After dinner, and before his treat, I thought it would be nice to take J, my not-quite-four-year-old, on a short walk. Outside, we could hear birds singing in every tree. A bird perched on our chimney could be seen opening his beak. J told me the bird was singing, "it's spring!"
A short way up the road we saw robins picking at the grass. We stopped to watch, and J saw one pull up a worm. Climbing the hill we passed a culvert blocked with sand and debris and another in the ditch with water flowing in from a pipe under a storm drain's cover. Another bird watched us from a wire.
As we passed a house J spotted a neighbor emerging from the door to tend his grill. "Who's that," said J to me, and then, thinking better of it, shouted to the man, "what's your name?" We were introduced, and walked on.
Higher up we discovered that a stream had formed a pond beside a farm. Someone had placed a blue canoe by the water's edge. Rusted metal tanks and farm equipment lay in the grass nearby, and J spotted a huge tractor tire on its side.

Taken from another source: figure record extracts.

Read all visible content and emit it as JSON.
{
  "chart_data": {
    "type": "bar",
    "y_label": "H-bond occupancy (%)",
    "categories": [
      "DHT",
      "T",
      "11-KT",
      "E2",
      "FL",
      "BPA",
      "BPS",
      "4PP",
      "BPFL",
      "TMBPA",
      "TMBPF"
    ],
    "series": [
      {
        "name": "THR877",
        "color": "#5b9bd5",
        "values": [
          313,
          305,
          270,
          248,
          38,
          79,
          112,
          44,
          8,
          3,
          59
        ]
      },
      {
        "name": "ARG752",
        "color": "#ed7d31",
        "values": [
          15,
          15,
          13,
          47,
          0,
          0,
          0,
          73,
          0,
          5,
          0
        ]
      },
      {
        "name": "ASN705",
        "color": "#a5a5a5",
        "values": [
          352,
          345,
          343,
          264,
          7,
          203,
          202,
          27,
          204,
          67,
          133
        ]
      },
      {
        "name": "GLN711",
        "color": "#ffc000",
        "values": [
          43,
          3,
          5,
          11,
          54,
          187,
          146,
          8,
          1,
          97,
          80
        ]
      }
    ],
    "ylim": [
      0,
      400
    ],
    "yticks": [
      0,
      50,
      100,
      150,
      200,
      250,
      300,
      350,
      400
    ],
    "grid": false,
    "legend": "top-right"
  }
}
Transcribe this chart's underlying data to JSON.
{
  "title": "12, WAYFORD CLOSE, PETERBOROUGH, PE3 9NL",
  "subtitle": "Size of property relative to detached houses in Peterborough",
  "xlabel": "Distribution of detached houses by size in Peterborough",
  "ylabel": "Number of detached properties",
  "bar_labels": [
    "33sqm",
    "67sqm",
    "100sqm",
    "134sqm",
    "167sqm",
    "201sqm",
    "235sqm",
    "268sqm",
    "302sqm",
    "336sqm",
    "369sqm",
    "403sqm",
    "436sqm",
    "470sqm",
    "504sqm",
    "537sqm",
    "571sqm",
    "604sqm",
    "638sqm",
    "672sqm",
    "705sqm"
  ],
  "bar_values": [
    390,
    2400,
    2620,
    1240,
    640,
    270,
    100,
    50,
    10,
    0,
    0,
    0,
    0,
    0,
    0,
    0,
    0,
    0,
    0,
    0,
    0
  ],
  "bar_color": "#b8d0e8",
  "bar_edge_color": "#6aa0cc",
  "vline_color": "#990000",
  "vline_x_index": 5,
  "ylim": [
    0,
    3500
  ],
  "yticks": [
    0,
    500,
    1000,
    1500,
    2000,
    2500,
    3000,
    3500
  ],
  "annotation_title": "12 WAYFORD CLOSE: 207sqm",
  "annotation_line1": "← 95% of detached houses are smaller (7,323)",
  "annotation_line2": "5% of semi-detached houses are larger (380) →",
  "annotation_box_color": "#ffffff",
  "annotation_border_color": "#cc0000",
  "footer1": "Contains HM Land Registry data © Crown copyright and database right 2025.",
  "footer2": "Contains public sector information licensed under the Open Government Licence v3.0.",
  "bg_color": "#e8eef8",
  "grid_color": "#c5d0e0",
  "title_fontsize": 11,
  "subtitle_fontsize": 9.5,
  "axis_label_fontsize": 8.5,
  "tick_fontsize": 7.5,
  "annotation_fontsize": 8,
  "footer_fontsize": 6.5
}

Pale barkless trunks placed at the bottom of the embankment marked the edge of this farm's meadow. J thought they might be birches, but then spotted some real birches further along. A boulder cut to build the road was pronounced the site of a quarry, and speculation ensued as to the dinosaurs who might have been found there. At the turnaround point we became aware of high ringing sounds from the pond, and I told J about peepers.
Walking back we looked at rocks, mosses, lichen, and new plants starting to grow from beneath last autumn's fallen leaves. Then a group of deer, five or six adults, the first I'd ever seen on our street in more than a year and a half of occupancy. They were feeding on grass in a large lawn and fled to the edge of the woods as we passed, white tails bobbing. We talked about deer being fearful, about deer eating food from gardens and farms, and about people eating deer. J told me that his friend B was the fastest runner, and could certainly catch a deer. Down the hill, the bird still watched from the wire above.
A recognized dog came to bark and greet us, and I cautioned J about calling her out to the road. Further along we stepped off the road to examine some barbed wire, and I explained what this was for and how to be careful of it (the lesson learned, I discovered later, was that barbed wire was to "protect from cows"). Then we were back in our yard. We looked up and J saw the buds in the old tree in our lawn, and in the sky beyond that, the new crescent moon, still a sliver. He told me the moon is usually bigger, but when I told him the moon was like a ball in the sky and asked where it got its light he told me it was lit by the sun, and showed me which side of the moon pointed the way to that source of light.
At home, back inside, for a treat, a bath, stories, and bed, and these experiences to remember. It's taking him a long time to fall asleep.